Thursday, February 26, 2009

Relationship Between Religion and Domestic Violence?

The blog, On Faith, a Washington Post/Newsweek blog on religious issues, tackles the subject of religion and domestic violence in the light of the murder of Aasiya Hassan by her husband Muzzammil Hassan. Ten writers, of multiple faiths and disciplines, provided their thoughts on the tragedy and the overall relationship between religion and domestic violence. Given my work against domestic violence, my initial thoughts on the tragedy, our Dem Bones Dialogue Series (1, 2, 3, 4) on domestic violence, and my scholarship on religion and violence, I wanted to provide a brief synopsis of each writer's thoughts.

These writers were asked to respond to the following question:
American Muslim leaders have been quick to condemn the beheading of a woman by her Muslim husband in Buffalo, saying it has nothing to do with religion. Is there a connection between religion and domestic violence?
Pamela Taylor, co-founder of Muslims for Progressive Values, shows, using scriptural citations, that domestic violence has no place in Islam, but that there are some problematic verses, which she exegetically explores, in the Qur'an and the hadith that have been used (incorrectly) to justify patriarchy and violence. Religion, cultural norms - fostering senses of male entitlement - and mainstream interpretations of Islam all allow domestic violence to flourish, but there should be a strong principled stand against domestic violence and abusers.
Daisy Khan, Executive Director of American Society for Muslim Advancement, unequivocally asserts that religion shares no connection with domestic violence - religion calls for harmonious relationships in the household - but Khan believes that it would be ignorant to claim that abusers don't abuse using religious justification. Religious leaders must emphatically condemn domestic violence and take proactive steps, within the community, to decrease its rates.
Susan Jacoby, author and reporter, says that there is a natural relationship between patriarchal religion and domestic violence, the more patriarchal, the more violent. And given the justification in all religions for oppressing women worldwide, it is inane to say that the beheading had nothing to do with religion.
Susan Thistlewaithe, professor at Chicago Theological Seminary, states that the primary connection between religion and violence is the subordination of women to men; when there is an unequal power dynamic, women are vulnerable to such violence.

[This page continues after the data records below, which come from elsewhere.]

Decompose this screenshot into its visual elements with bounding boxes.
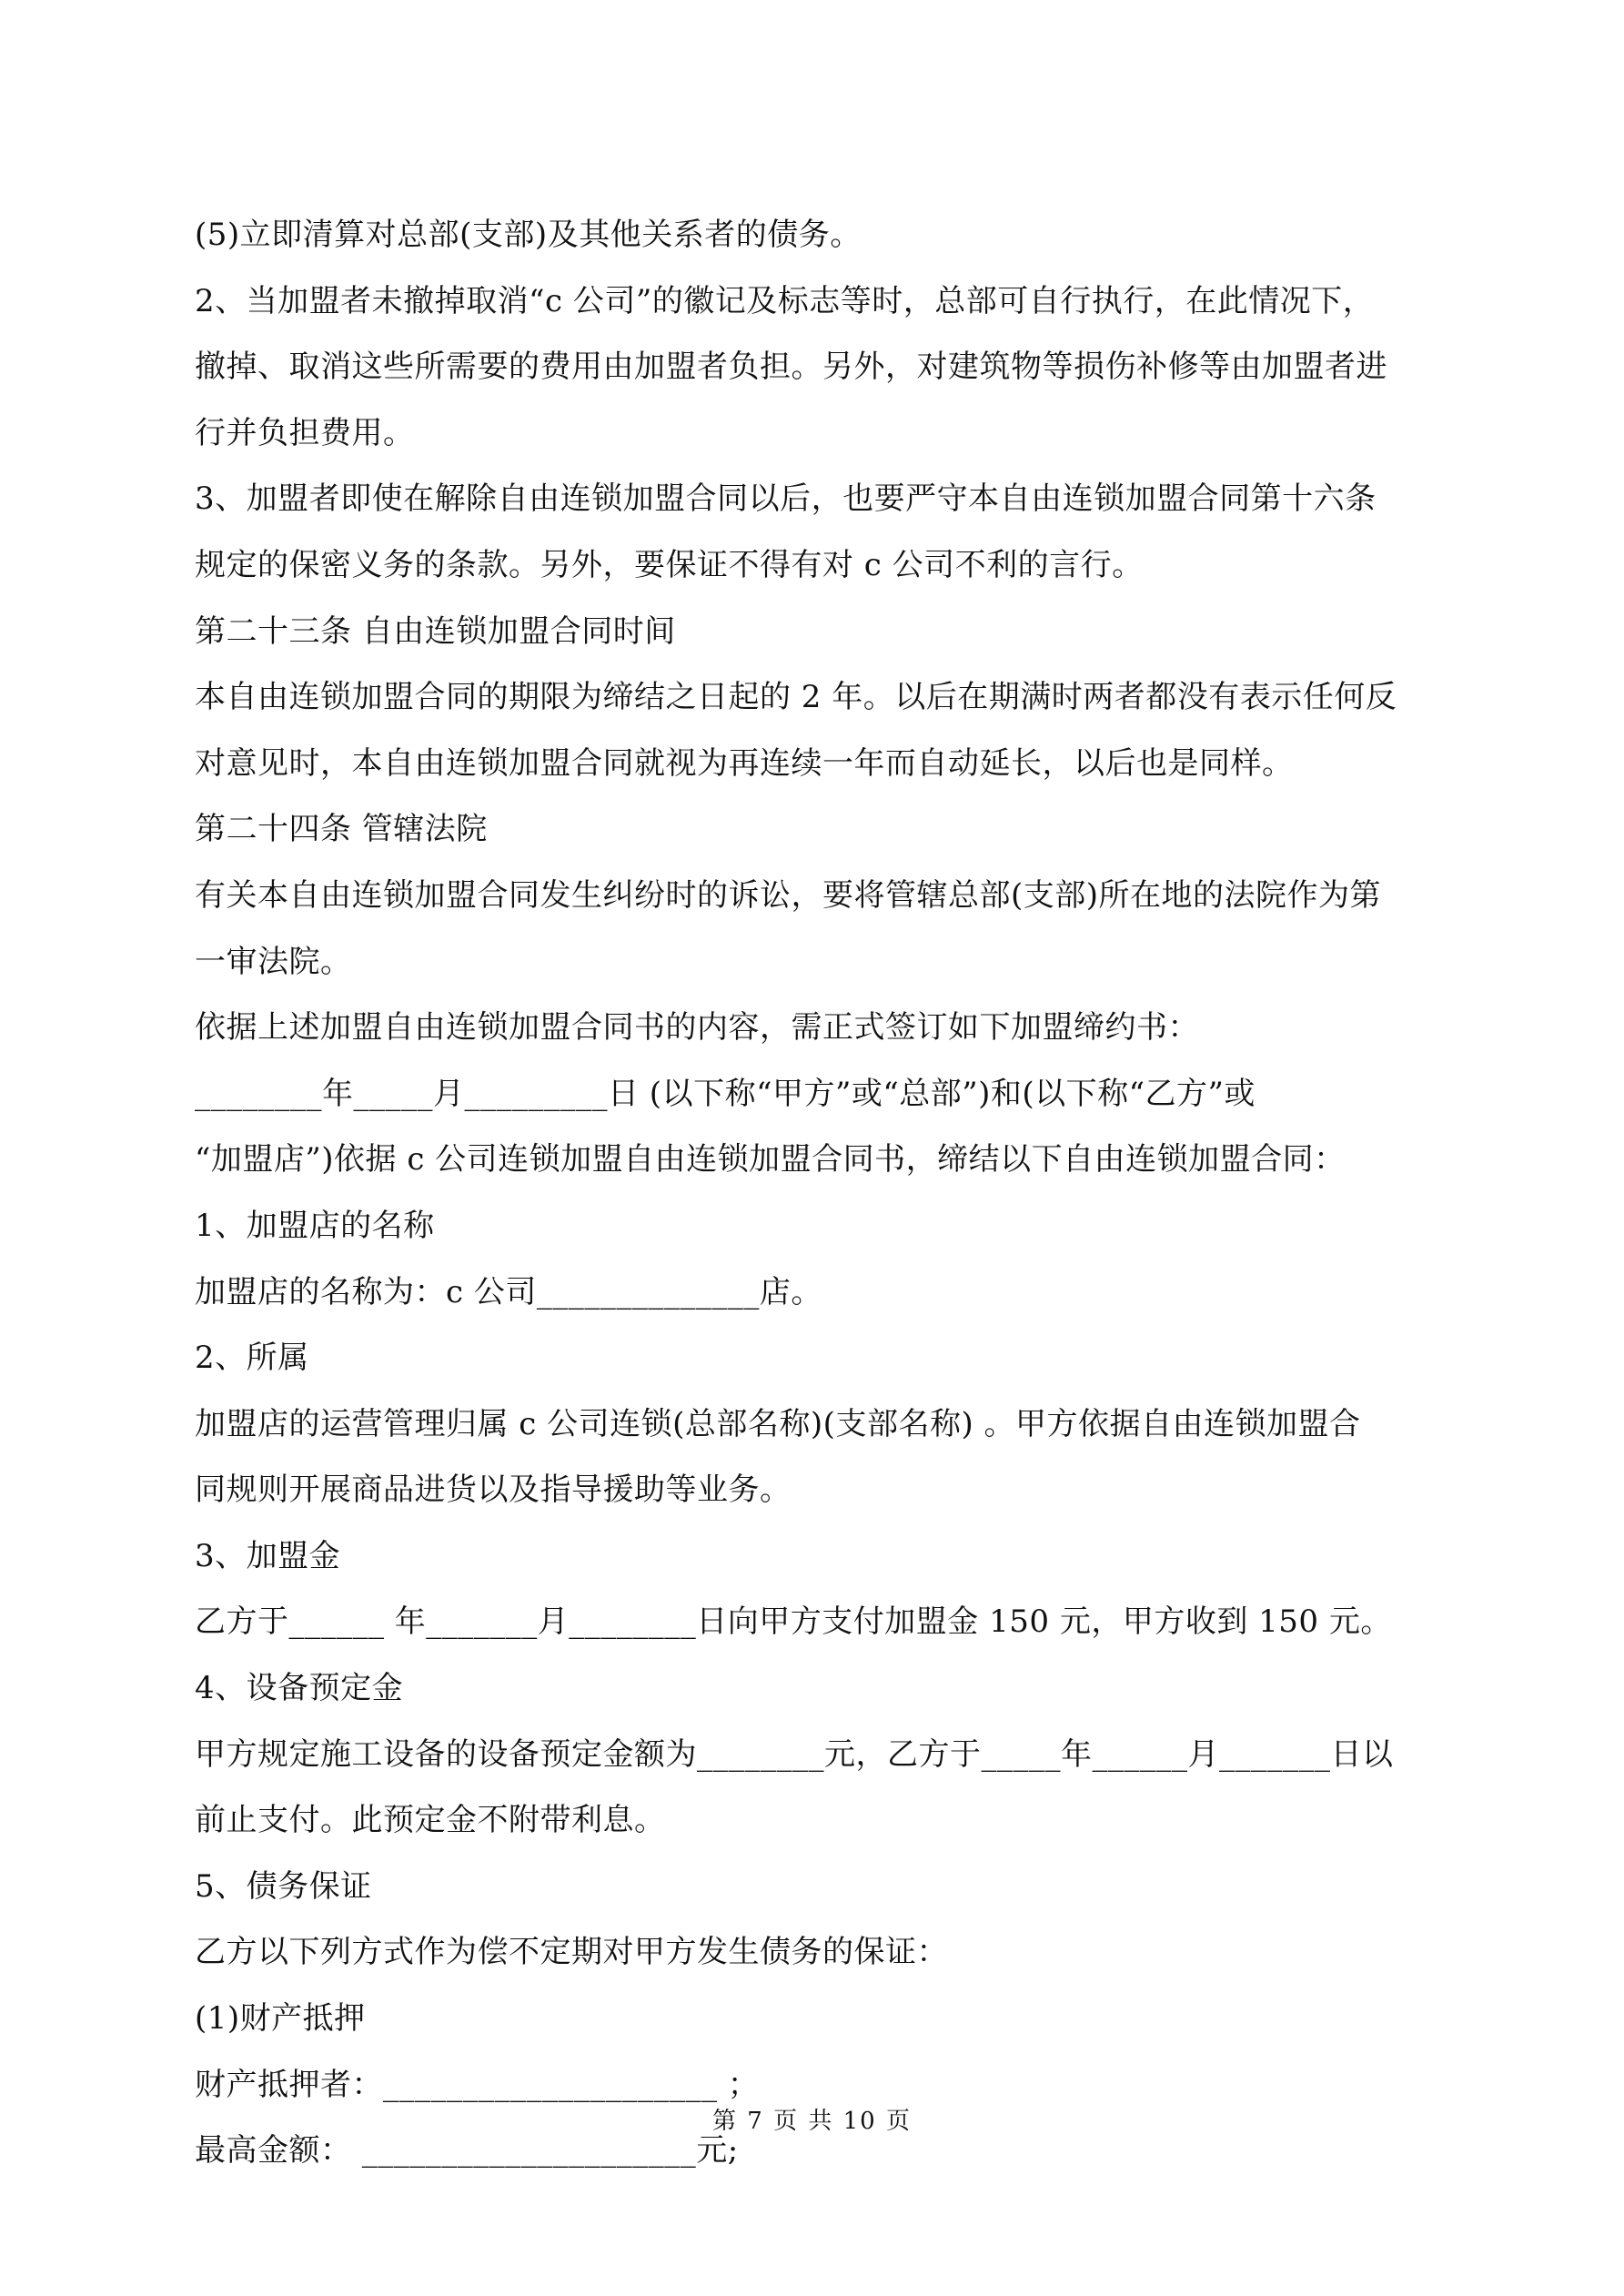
item-4-line-1: 甲方规定施工设备的设备预定金额为________元，乙方于_____年______月_______日以 [195,1735,1394,1773]
section-23-line-1: 本自由连锁加盟合同的期限为缔结之日起的 2 年。以后在期满时两者都没有表示任何反 [195,679,1397,716]
article-2-line-2: 撤掉、取消这些所需要的费用由加盟者负担。另外，对建筑物等损伤补修等由加盟者进 [195,349,1387,386]
section-24-line-1: 有关本自由连锁加盟合同发生纠纷时的诉讼，要将管辖总部(支部)所在地的法院作为第 [195,876,1382,914]
item-2-heading: 2、所属 [195,1340,309,1377]
article-3-line-2: 规定的保密义务的条款。另外，要保证不得有对 c 公司不利的言行。 [195,546,1144,583]
section-heading-24: 第二十四条 管辖法院 [195,811,488,848]
item-5-heading: 5、债务保证 [195,1867,372,1905]
agreement-intro: 依据上述加盟自由连锁加盟合同书的内容，需正式签订如下加盟缔约书： [195,1009,1199,1047]
item-1-store-name: 加盟店的名称为：c 公司______________店。 [195,1273,822,1310]
page-number-footer: 第 7 页 共 10 页 [712,2108,912,2135]
item-5-intro: 乙方以下列方式作为偿不定期对甲方发生债务的保证： [195,1934,948,1971]
section-heading-23: 第二十三条 自由连锁加盟合同时间 [195,612,676,650]
item-5-sub-1-heading: (1)财产抵押 [195,2000,366,2038]
agreement-date-line: ________年_____月_________日 (以下称“甲方”或“总部”)和(以下称“乙方”或 [195,1075,1256,1112]
max-amount-field-line: 最高金额： _____________________元; [195,2132,739,2170]
article-2-line-1: 2、当加盟者未撤掉取消“c 公司”的徽记及标志等时，总部可自行执行，在此情况下， [195,282,1375,319]
item-4-heading: 4、设备预定金 [195,1670,404,1707]
section-24-line-2: 一审法院。 [195,943,352,980]
article-3-line-1: 3、加盟者即使在解除自由连锁加盟合同以后，也要严守本自由连锁加盟合同第十六条 [195,480,1377,518]
item-3-heading: 3、加盟金 [195,1537,341,1574]
article-2-line-3: 行并负担费用。 [195,414,415,451]
document-body [195,202,1437,2184]
section-23-line-2: 对意见时，本自由连锁加盟合同就视为再连续一年而自动延长，以后也是同样。 [195,744,1294,782]
item-2-line-2: 同规则开展商品进货以及指导援助等业务。 [195,1472,792,1509]
mortgagor-field-line: 财产抵押者：_____________________ ； [195,2066,760,2103]
item-2-line-1: 加盟店的运营管理归属 c 公司连锁(总部名称)(支部名称) 。甲方依据自由连锁加盟合 [195,1405,1361,1442]
item-1-heading: 1、加盟店的名称 [195,1207,435,1244]
item-4-line-2: 前止支付。此预定金不附带利息。 [195,1802,666,1839]
item-3-franchise-fee: 乙方于______ 年_______月________日向甲方支付加盟金 150 元，甲方收到 150 元。 [195,1603,1392,1641]
agreement-parties-line: “加盟店”)依据 c 公司连锁加盟自由连锁加盟合同书，缔结以下自由连锁加盟合同： [195,1141,1346,1178]
clause-5-debt-settlement: (5)立即清算对总部(支部)及其他关系者的债务。 [195,217,862,253]
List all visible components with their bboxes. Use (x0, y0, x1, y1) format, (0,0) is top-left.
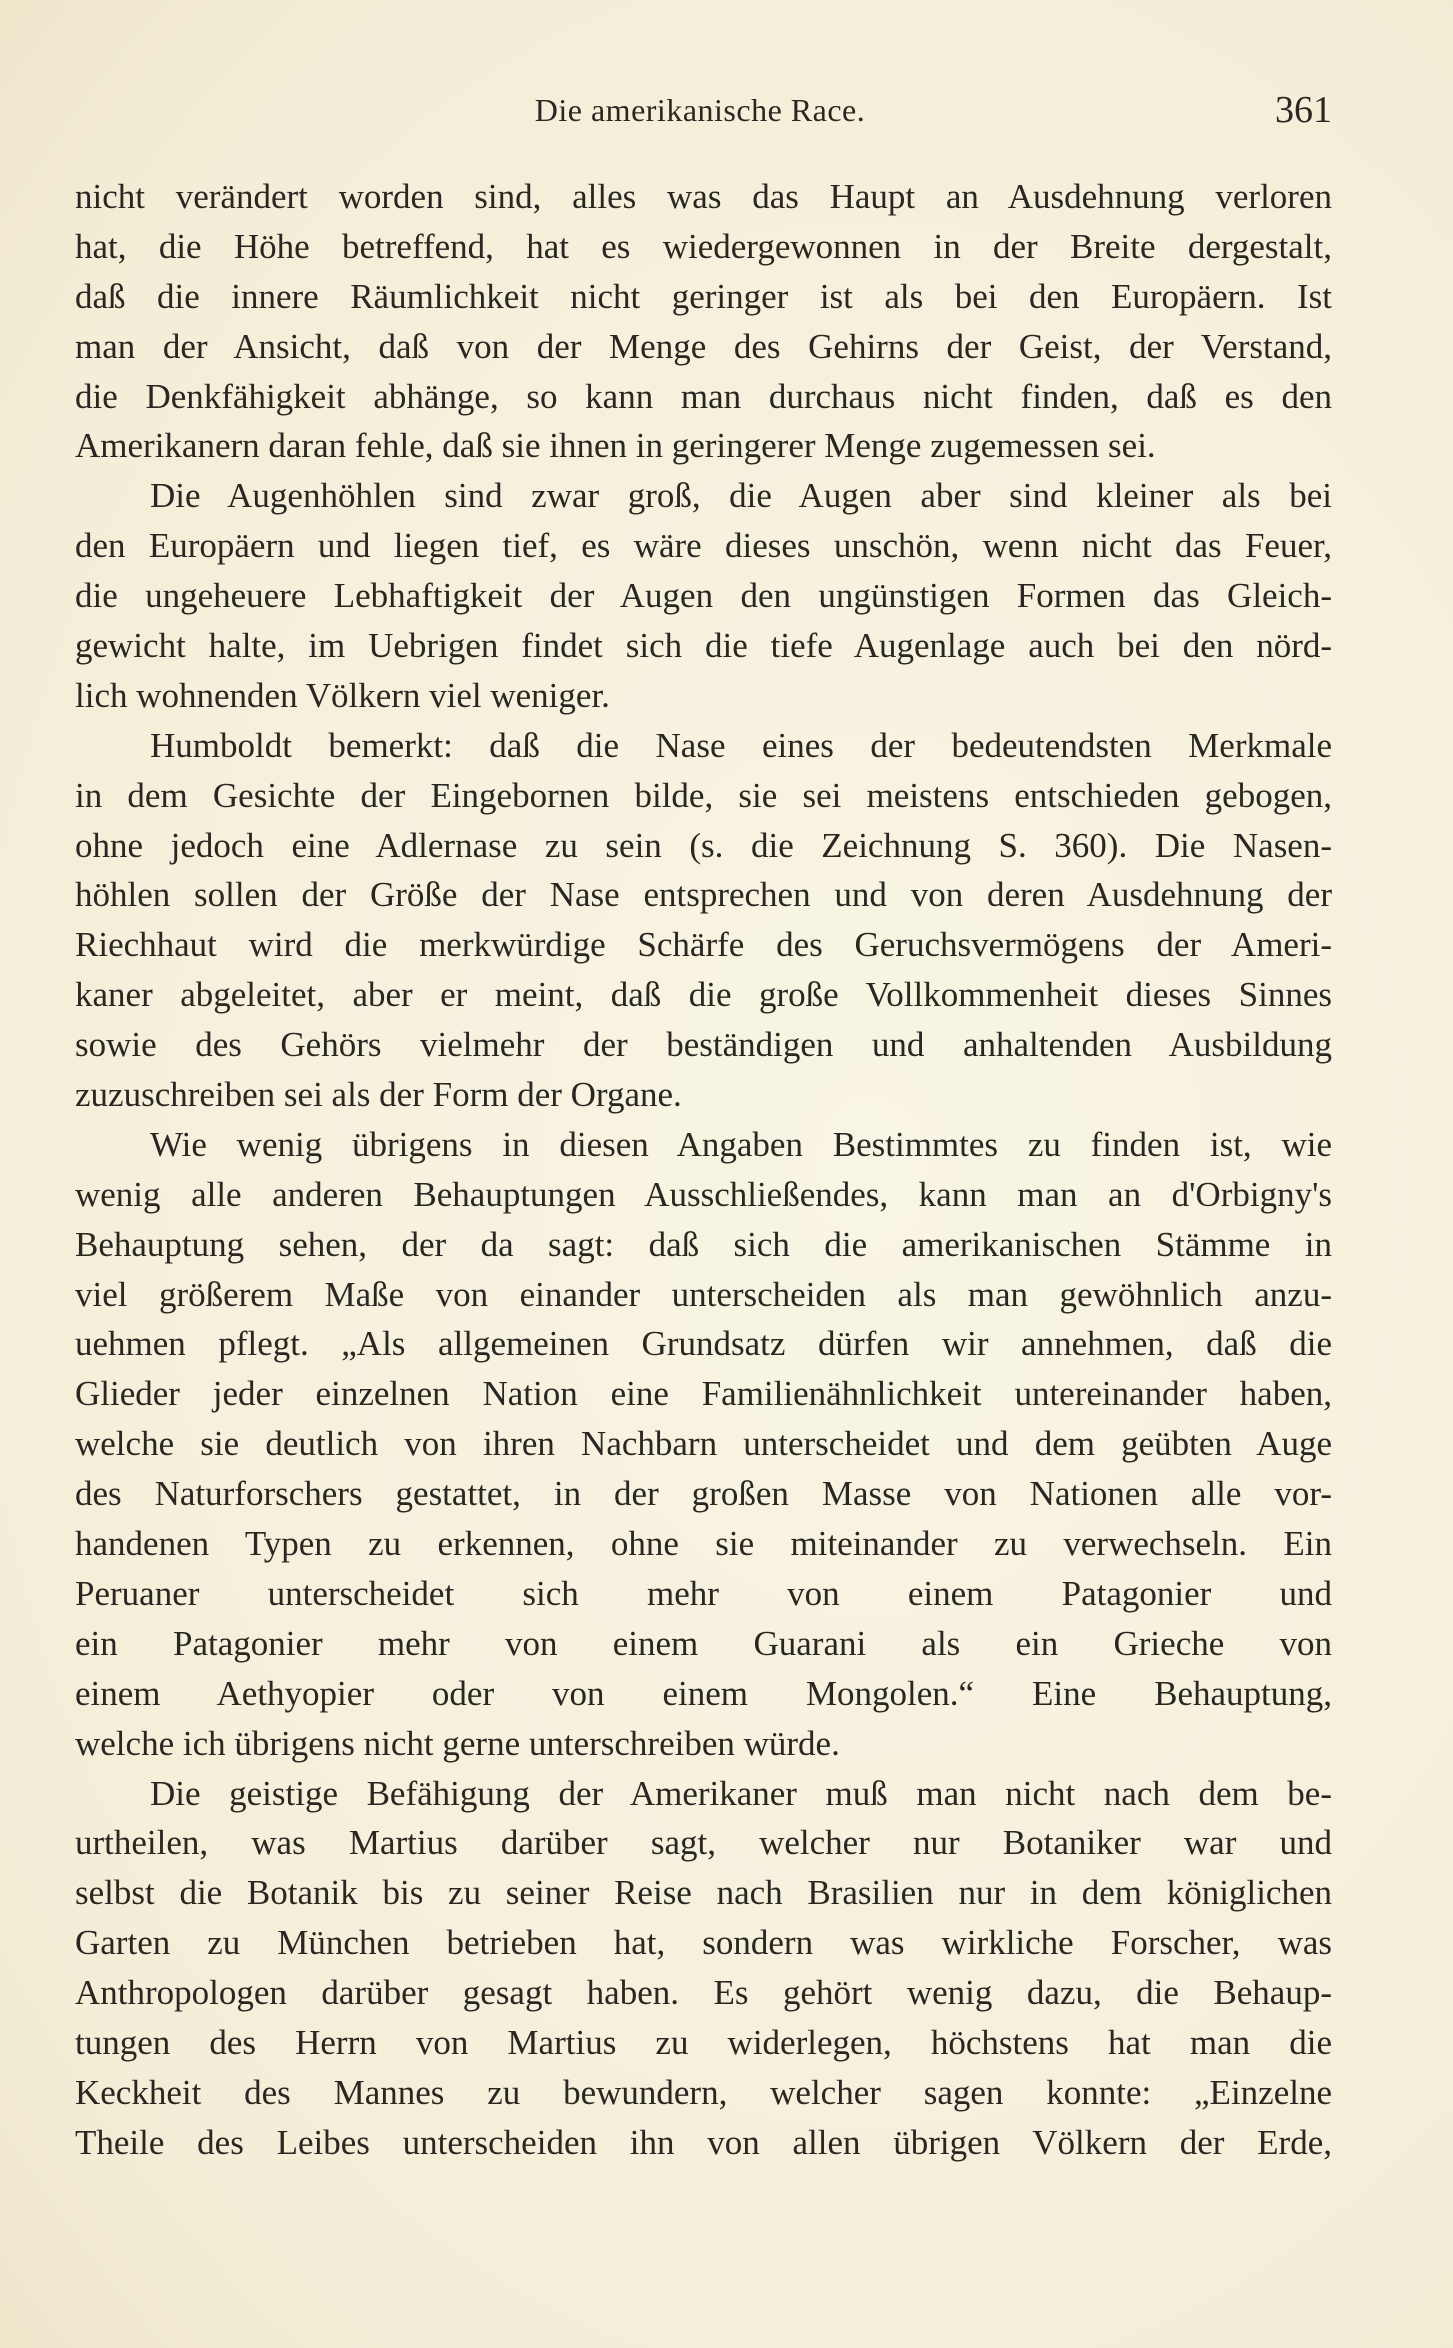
running-title: Die amerikanische Race. (534, 92, 866, 128)
text-line: Humboldt bemerkt: daß die Nase eines der bedeutendsten Merkmale (150, 725, 1332, 765)
text-line: in dem Gesichte der Eingebornen bilde, sie sei meistens entschieden gebogen, (75, 775, 1332, 815)
text-line: hat, die Höhe betreffend, hat es wiedergewonnen in der Breite dergestalt, (75, 226, 1332, 266)
text-line: kaner abgeleitet, aber er meint, daß die große Vollkommenheit dieses Sinnes (75, 975, 1332, 1015)
text-line: des Naturforschers gestattet, in der großen Masse von Nationen alle vor- (75, 1474, 1332, 1514)
text-line: welche sie deutlich von ihren Nachbarn unterscheidet und dem geübten Auge (75, 1424, 1332, 1464)
text-line: einem Aethyopier oder von einem Mongolen.“ Eine Behauptung, (75, 1673, 1332, 1713)
paragraph (75, 471, 1332, 720)
text-line: uehmen pflegt. „Als allgemeinen Grundsatz dürfen wir annehmen, daß die (75, 1324, 1332, 1364)
text-line: Die geistige Befähigung der Amerikaner muß man nicht nach dem be- (150, 1773, 1332, 1813)
text-line: daß die innere Räumlichkeit nicht geringer ist als bei den Europäern. Ist (75, 276, 1332, 316)
paragraph (75, 1120, 1332, 1769)
text-line: ein Patagonier mehr von einem Guarani als ein Grieche von (75, 1623, 1332, 1663)
text-line: tungen des Herrn von Martius zu widerlegen, höchstens hat man die (75, 2022, 1332, 2062)
paragraph (75, 1769, 1332, 2168)
text-line: zuzuschreiben sei als der Form der Organe. (75, 1075, 682, 1115)
text-line: Amerikanern daran fehle, daß sie ihnen in geringerer Menge zugemessen sei. (75, 426, 1156, 466)
text-line: Theile des Leibes unterscheiden ihn von allen übrigen Völkern der Erde, (75, 2122, 1332, 2162)
text-line: man der Ansicht, daß von der Menge des Gehirns der Geist, der Verstand, (75, 326, 1332, 366)
text-line: ohne jedoch eine Adlernase zu sein (s. die Zeichnung S. 360). Die Nasen- (75, 825, 1332, 865)
text-line: gewicht halte, im Uebrigen findet sich die tiefe Augenlage auch bei den nörd- (75, 626, 1332, 666)
paragraph (75, 172, 1332, 471)
text-line: den Europäern und liegen tief, es wäre dieses unschön, wenn nicht das Feuer, (75, 526, 1332, 566)
text-line: Behauptung sehen, der da sagt: daß sich die amerikanischen Stämme in (75, 1224, 1332, 1264)
text-line: Peruaner unterscheidet sich mehr von einem Patagonier und (75, 1573, 1332, 1613)
text-line: Riechhaut wird die merkwürdige Schärfe des Geruchsvermögens der Ameri- (75, 925, 1332, 965)
text-line: Die Augenhöhlen sind zwar groß, die Augen aber sind kleiner als bei (150, 476, 1332, 516)
text-line: Wie wenig übrigens in diesen Angaben Bestimmtes zu finden ist, wie (150, 1124, 1332, 1164)
text-line: die Denkfähigkeit abhänge, so kann man durchaus nicht finden, daß es den (75, 376, 1332, 416)
text-line: urtheilen, was Martius darüber sagt, welcher nur Botaniker war und (75, 1823, 1332, 1863)
text-line: welche ich übrigens nicht gerne unterschreiben würde. (75, 1723, 840, 1763)
text-line: sowie des Gehörs vielmehr der beständigen und anhaltenden Ausbildung (75, 1025, 1332, 1065)
paragraph (75, 721, 1332, 1120)
text-line: Garten zu München betrieben hat, sondern was wirkliche Forscher, was (75, 1923, 1332, 1963)
text-line: handenen Typen zu erkennen, ohne sie miteinander zu verwechseln. Ein (75, 1524, 1332, 1564)
text-line: Anthropologen darüber gesagt haben. Es gehört wenig dazu, die Behaup- (75, 1973, 1332, 2013)
text-line: die ungeheuere Lebhaftigkeit der Augen den ungünstigen Formen das Gleich- (75, 576, 1332, 616)
text-line: nicht verändert worden sind, alles was das Haupt an Ausdehnung verloren (75, 177, 1332, 216)
body-text (75, 172, 1332, 2168)
text-line: Keckheit des Mannes zu bewundern, welcher sagen konnte: „Einzelne (75, 2072, 1332, 2112)
text-line: selbst die Botanik bis zu seiner Reise nach Brasilien nur in dem königlichen (75, 1873, 1332, 1913)
text-line: höhlen sollen der Größe der Nase entsprechen und von deren Ausdehnung der (75, 875, 1332, 915)
text-line: wenig alle anderen Behauptungen Ausschließendes, kann man an d'Orbigny's (75, 1174, 1332, 1214)
text-line: viel größerem Maße von einander unterscheiden als man gewöhnlich anzu- (75, 1274, 1332, 1314)
text-line: lich wohnenden Völkern viel weniger. (75, 675, 610, 715)
page-number: 361 (1275, 89, 1332, 131)
text-line: Glieder jeder einzelnen Nation eine Familienähnlichkeit untereinander haben, (75, 1374, 1332, 1414)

As such, the Christian sanction for domestic violence is deeply rooted in the Christian tradition.
Chuck Colson, founder of Prison Fellowship ministry, points out that there are some aspects of the Islamic faith that can cause evil people to do evil things, but, in general, there is never religious justification for violence against the innocent.
Willis Elliott, minister, teacher, and author, in a stream-of-conscious post, points out the religious nature of the beheading, implicating Islam's complicity in beheadings and domestic violence. He provides some Islamic scriptural justification as well as contemporary examples of beheadings, and finally, states that, outside of sadistic and poor interpretations of Christian scripture, there is no Biblical justification for domestic violence.
Rabbi Arthur Waskow states that religion and domestic violence have not been strangers with each other, and that all religious traditions are implicated; there is a "universal and shameful connection" between the religion and domestic violence.
Rabbi Brad Hirschfield, a personal friend of Aasiya Hassan, states that there can be no cover, religious or otherwise, for such heinous acts, and that religious leaders should be toughest to abusers who utilize violence in the name of God; religious leaders need to do more when it comes to domestic violence, and they need to do it better.
Arun Ghandi argues that there is no religious justification to violence of any kind, and like his grandfather, the great Mahatma Ghandi, believes that any violence justified by religious leaders is premised, however misunderstood and misappropriated, on a overly dogmatic approach to sacred texts, one that sees the world in a war between good and evil.
Kenneth Bowers, a leading authority in the Baha'i faith, argues that domestic violence is a perversion of any faith, as religion rightly teaches love and peace, and faith should play a prominent role in decreasing domestic violence. Spiritual leaders and religious institutions have a special role in educating communities about this issue, and he concludes with 5 Baha'i guidelines to deal with domestic violence.

Finally, as I write this up, Andrew Sullivan provides a couple more voices on this topic.